Sneezing, watery-eyes, itchy throats.
"People are really miserable," says University of Kentucky Allergist, Dr. Beth Miller.
Allergy season is back in the Bluegrass with a bang.
"Tree pollens are the dominant or major pollen. Our counts this year are significantly higher than last year," Dr. Miller explains.
And, thanks to a warmer winter, allergy season has arrived earlier than normal, by a couple weeks.
"We typically have spring tree pollens until about late May, then summer grasses and then ragweed, of course, and other weeds in the late summer and fall," she comments.
But, the University of Kentucky is keeping up with with the pollen counts everyday by using a measuring system on the roof of the Health Services Building.
"You pull the mechanism. This is the slide piece that the pollen clings to," explains UK Preventative Maintenance Tech Mike Mills.
The slides with the pollen on them are taken out of this machine to a lab across campus.
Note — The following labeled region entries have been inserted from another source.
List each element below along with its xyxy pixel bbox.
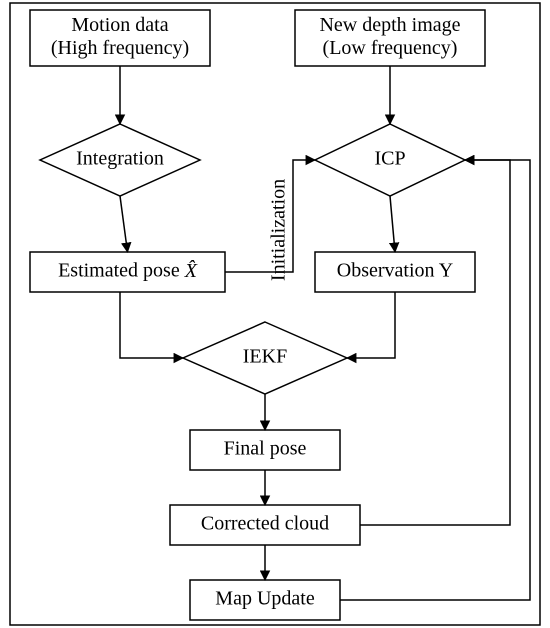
mapupdate-label: Map Update	[215, 588, 315, 610]
finalpose-label: Final pose	[224, 438, 307, 460]
integration-label: Integration	[76, 148, 164, 170]
observation-label: Observation Y	[337, 260, 453, 282]
icp-to-observation	[390, 196, 395, 252]
observation-to-iekf	[347, 292, 395, 358]
integration-to-est	[120, 196, 128, 252]
estimated-label: Estimated pose X̂	[58, 258, 198, 281]
initialization-label: Initialization	[268, 179, 290, 281]
estimated-to-iekf	[120, 292, 183, 358]
motion-label-1: (High frequency)	[51, 37, 189, 59]
corrected-to-icp-back	[360, 160, 510, 525]
motion-label-0: Motion data	[71, 14, 168, 36]
depth-label-1: (Low frequency)	[323, 37, 458, 59]
iekf-label: IEKF	[243, 346, 287, 368]
mapupdate-to-icp-back	[340, 160, 530, 600]
depth-label-0: New depth image	[319, 14, 460, 36]
corrected-label: Corrected cloud	[201, 513, 329, 535]
icp-label: ICP	[374, 148, 405, 170]
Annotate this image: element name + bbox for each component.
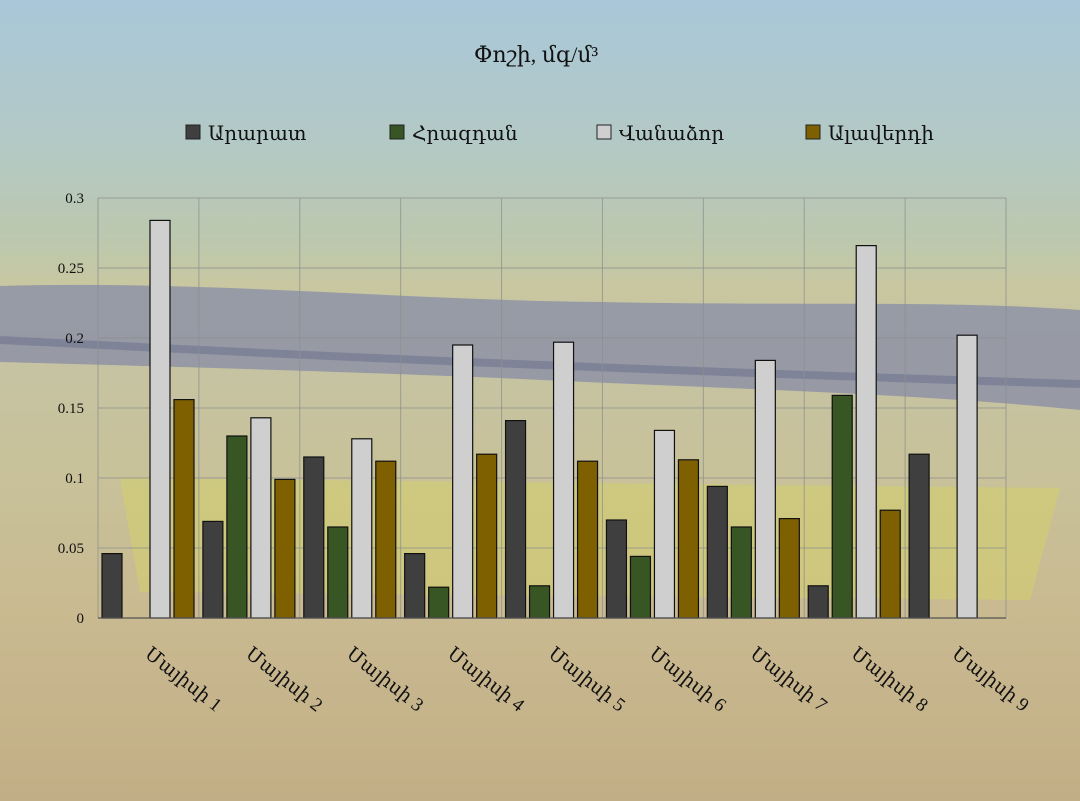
legend-label-4: Ալավերդի (828, 123, 934, 145)
bar-3-8 (855, 245, 877, 619)
bar-4-5 (576, 460, 599, 619)
bar-1-5 (504, 420, 527, 619)
bar-4-8 (879, 509, 901, 619)
y-tick-label: 0 (77, 611, 85, 627)
x-tick-label: Մայիսի 7 (746, 643, 831, 716)
bar-1-9 (908, 453, 930, 619)
chart-bars (101, 219, 978, 619)
bar-4-6 (677, 459, 700, 619)
chart-legend: Արարատ Հրազդան Վանաձոր Ալավերդի (185, 123, 934, 145)
legend-swatch-2 (389, 124, 405, 140)
bar-3-7 (754, 359, 776, 619)
bar-4-4 (476, 453, 498, 619)
x-tick-label: Մայիսի 3 (342, 643, 427, 716)
bar-4-7 (778, 517, 800, 619)
bar-2-2 (226, 435, 248, 619)
bar-2-6 (629, 555, 652, 619)
bar-1-2 (202, 520, 224, 619)
bar-2-4 (428, 586, 450, 619)
bar-4-1 (173, 399, 195, 619)
chart-title: Փոշի, մգ/մ³ (474, 42, 599, 67)
bar-3-5 (552, 341, 575, 619)
bar-2-5 (528, 585, 551, 619)
legend-swatch-3 (596, 124, 612, 140)
legend-label-1: Արարատ (208, 123, 307, 145)
legend-label-2: Հրազդան (412, 123, 518, 145)
bar-3-2 (250, 417, 272, 619)
chart-gridlines (97, 197, 1007, 619)
bar-3-4 (452, 344, 474, 619)
bar-1-3 (303, 456, 325, 619)
bar-4-2 (274, 478, 296, 619)
bar-3-3 (351, 438, 373, 619)
x-tick-label: Մայիսի 4 (443, 643, 528, 716)
y-axis: 0 0.05 0.1 0.15 0.2 0.25 0.3 (58, 191, 84, 627)
x-tick-label: Մայիսի 5 (544, 643, 629, 716)
y-tick-label: 0.15 (58, 401, 84, 417)
legend-swatch-4 (805, 124, 821, 140)
y-tick-label: 0.2 (65, 331, 84, 347)
bar-1-1 (101, 552, 123, 619)
x-tick-label: Մայիսի 2 (241, 643, 326, 716)
bar-3-1 (149, 219, 171, 619)
y-tick-label: 0.05 (58, 541, 84, 557)
bar-1-8 (807, 585, 829, 619)
bar-4-3 (375, 460, 397, 619)
legend-swatch-1 (185, 124, 201, 140)
y-tick-label: 0.3 (65, 191, 84, 207)
bar-3-6 (653, 429, 676, 619)
bar-1-7 (706, 485, 728, 619)
bar-2-3 (327, 526, 349, 619)
x-tick-label: Մայիսի 1 (140, 643, 225, 716)
x-tick-label: Մայիսի 8 (847, 643, 932, 716)
bar-1-4 (404, 552, 426, 619)
y-tick-label: 0.1 (65, 471, 84, 487)
bar-3-9 (956, 334, 978, 619)
x-axis: Մայիսի 1 Մայիսի 2 Մայիսի 3 Մայիսի 4 Մայիսի 5… (98, 617, 1033, 717)
x-tick-label: Մայիսի 6 (645, 643, 730, 716)
bar-2-8 (831, 394, 853, 619)
legend-label-3: Վանաձոր (619, 123, 724, 145)
x-tick-label: Մայիսի 9 (947, 643, 1032, 716)
y-tick-label: 0.25 (58, 261, 84, 277)
bar-1-6 (605, 519, 628, 619)
bar-2-7 (730, 526, 752, 619)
"We have the counts sent to us. We document them and log them and send them to the National Allergy Bureau and they keep our data," comments Dr. Miller.
Dr. Miller says it's also a way to keep the public informed. She says if you have allergies, there are some things you can to do ease the symptoms.
"Try to avoid high pollinating times. Don't do things when the pollen counts are highest, mid-morning. If you're going to work outside, come in the house and shower. Windows closed and air conditioning on are important. A lot of people like to open their windows in the spring to let the air out but that's one of the worst things you can do," comments Dr. Miller.
Of course, if you have serious allergic reactions, always contact your doctor.